The bill, nominally intended to increase U.S. competitiveness with China but loaded with other, less relevant provisions, was unanimously opposed by all Republicans with the support of Rep. Stephanie Murphy (D-Fla.), a House moderate who has struck out a position against her party often.
In a 20-page summary of the bill released to Speaker Nancy Pelosi’s (D-Calif.) website, Democrats say that the bill is “a bold legislative package that makes transformational new investments in research, innovation and American manufacturing that will ensure that America can outcompete any nation in the world, now and for decades to come.”
“The package will accelerate U.S. production of critical semiconductor chips, strengthen the supply chain to make more goods in America, turbocharge our research capacity to lead the technologies of the future, and advance our global competitiveness, while supporting strong labor standards and human rights, among other key provisions,” it continues.
The release notes that the bill is one acceptable to both sides of the aisle, inasmuch as “its major components include many bills that have already passed the House by strong bipartisan votes or have bipartisan cosponsors.”
The bill indeed has several provisions that Republicans and Democrats both agree are necessary.
For instance, one section of the bill is designed to increase the United States’ extraction of semiconductor metals and manufacturing of microchips.
This is a sector that America has allowed east Asia to dominate over the past several decades. In 1990, America produced around a third of the world’s microchips; by 2021, that number had careened to only 12 percent according to the Semiconductor Energy Association (pdf).
However, other sections of the bill are far less agreed upon.
For one, the COMPETES Act would “[invest] in the fight against climate change” by “supporting research to advance the next generation of energy storage, solar, hydrogen, critical materials, fusion energy, manufacturing, carbon removal, and bioenergy technologies, among many other areas.”
Democrats are also anxious that the bill’s funding emphasizes “diversity.”
Historically, research and tech funding in the United States has been targeted to specific sectors or projects. Generally, these are carried out by already-existing agencies like NASA or the CDC, or through government-contracted third parties.
Democrats’ proposed bill would instead focus on “strengthen and expand our nation’s STEM workforce to better represent the diversity of our nation.”

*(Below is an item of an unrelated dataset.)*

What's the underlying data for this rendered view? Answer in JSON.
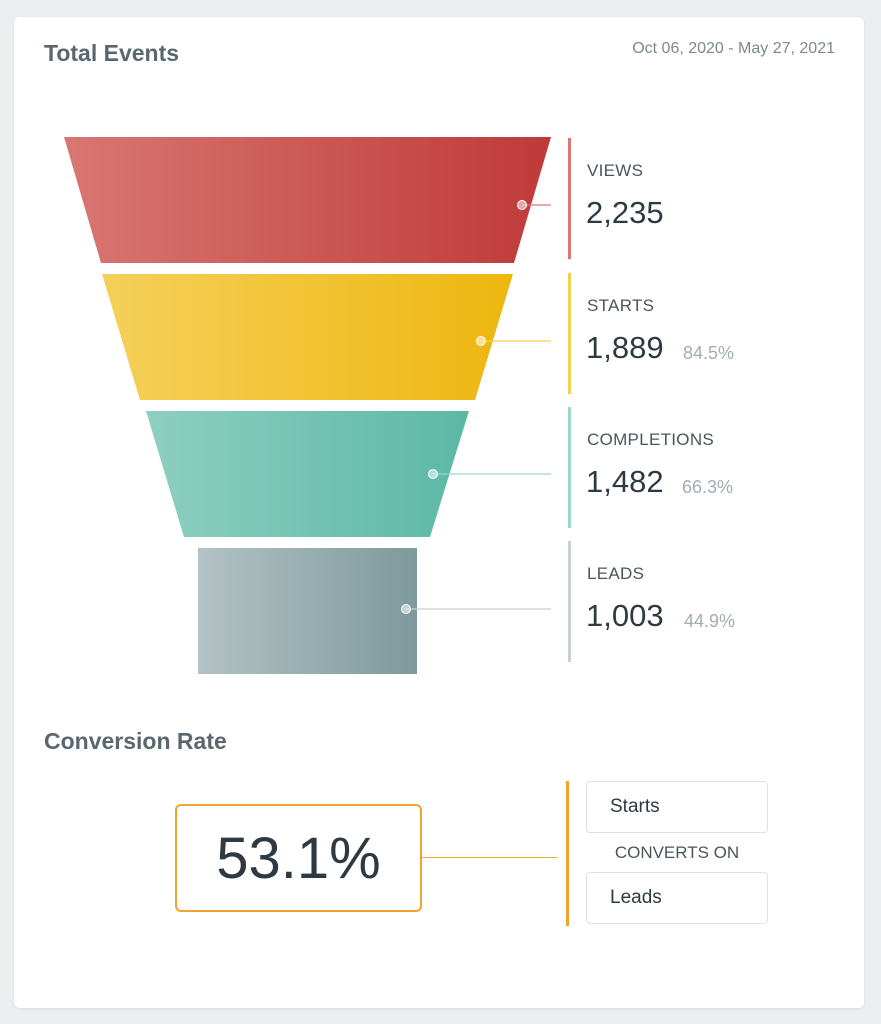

To meet the goal of “investing in the fight against climate change,” the bill would “[prepare] the next generation of diverse clean energy researchers, scientists, and professionals.”

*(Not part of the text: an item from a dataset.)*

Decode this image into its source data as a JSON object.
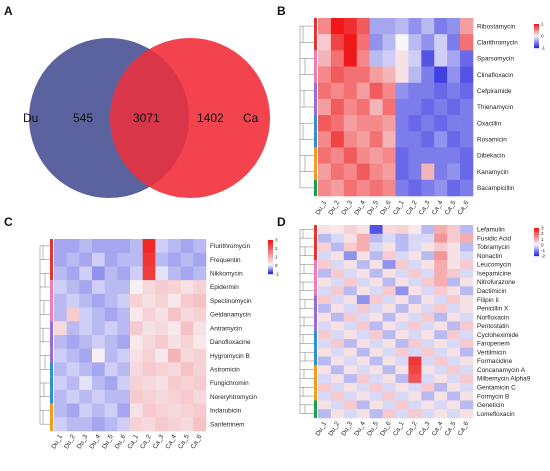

The COMPETES Act would also push to increase “diversity” among STEM teachers.
The release explains how the bill would go about meeting these “diversity” goals. It would “[empower] Federal agencies and universities to identify and lower barriers to the recruitment, retention, and advancement of women, minorities and other groups underrepresented in STEM studies and careers.”
In addition, it stipulates that agencies are required “to collect comprehensive demographic data on the grant review process and STEM faculty at U.S. universities.” It also “provides supports for grant recipients who also have caregiving responsibilities.”

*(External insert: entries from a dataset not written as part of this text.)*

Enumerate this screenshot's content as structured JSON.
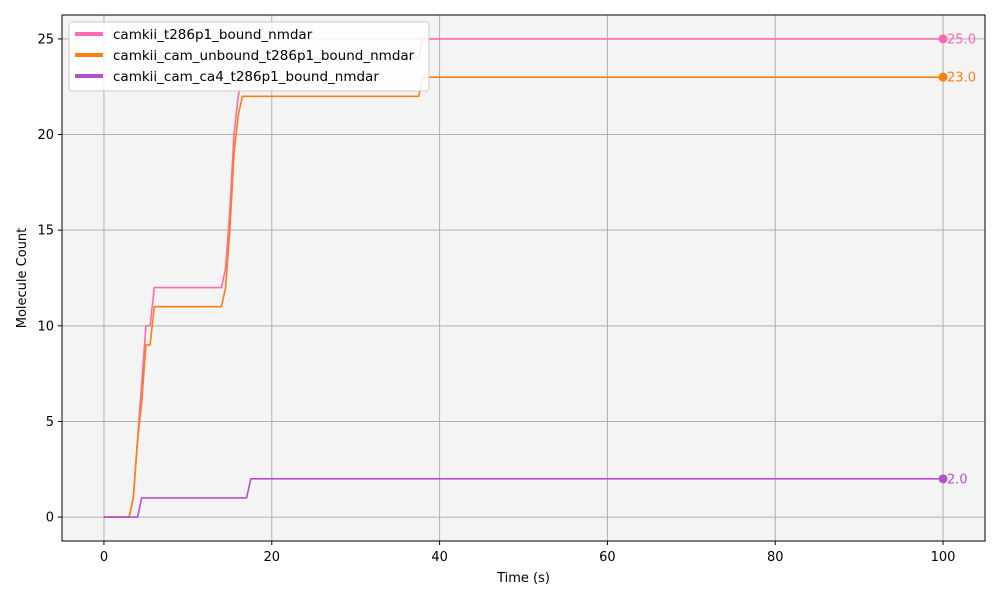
{
  "chart_data": {
    "type": "line",
    "xlabel": "Time (s)",
    "ylabel": "Molecule Count",
    "xlim": [
      -5,
      105
    ],
    "ylim": [
      -1.25,
      26.25
    ],
    "xticks": [
      0,
      20,
      40,
      60,
      80,
      100
    ],
    "yticks": [
      0,
      5,
      10,
      15,
      20,
      25
    ],
    "grid": true,
    "legend_position": "top-left",
    "series": [
      {
        "name": "camkii_t286p1_bound_nmdar",
        "color": "#ff69b4",
        "end_label": "25.0",
        "x": [
          0,
          3,
          3.5,
          4,
          4.5,
          5,
          5.5,
          6,
          14,
          14.5,
          15,
          15.5,
          16,
          16.5,
          17,
          17.5,
          37.5,
          38,
          100
        ],
        "y": [
          0,
          0,
          1,
          4,
          7,
          10,
          10,
          12,
          12,
          13,
          16,
          20,
          22,
          23,
          24,
          24,
          24,
          25,
          25
        ]
      },
      {
        "name": "camkii_cam_unbound_t286p1_bound_nmdar",
        "color": "#ff7f0e",
        "end_label": "23.0",
        "x": [
          0,
          3,
          3.5,
          4,
          4.5,
          5,
          5.5,
          6,
          14,
          14.5,
          15,
          15.5,
          16,
          16.5,
          37,
          37.5,
          38,
          100
        ],
        "y": [
          0,
          0,
          1,
          4,
          6,
          9,
          9,
          11,
          11,
          12,
          15,
          19,
          21,
          22,
          22,
          22,
          23,
          23
        ]
      },
      {
        "name": "camkii_cam_ca4_t286p1_bound_nmdar",
        "color": "#b452cd",
        "end_label": "2.0",
        "x": [
          0,
          4,
          4.5,
          17,
          17.5,
          100
        ],
        "y": [
          0,
          0,
          1,
          1,
          2,
          2
        ]
      }
    ]
  }
}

Moreover, the COMPETES Act would allow for the importation of thousands of new refugees, even as the United States faces an unprecedented level of illegal immigration at its southern border.
Even more controversially, the bill would allow for a new class of “investor visa,” in short allowing the wealthiest citizens from other countries to enter the U.S. for no reason other than their wealth.
While Republicans in the House had little chance of stopping the bill in the lower chamber, where a simple majority rules, it is clear that Republicans are broadly opposed to the legislation.
In the Senate, where all legislation must achieve a 60-vote threshold to end debate and go to a simple majority floor vote, Republicans could do far more to stop the legislation. As long as 41 of the chamber’s 50 GOP senators oppose the bill, they would be able to deny Democrats the 60-vote threshold and force them back to the negotiating table.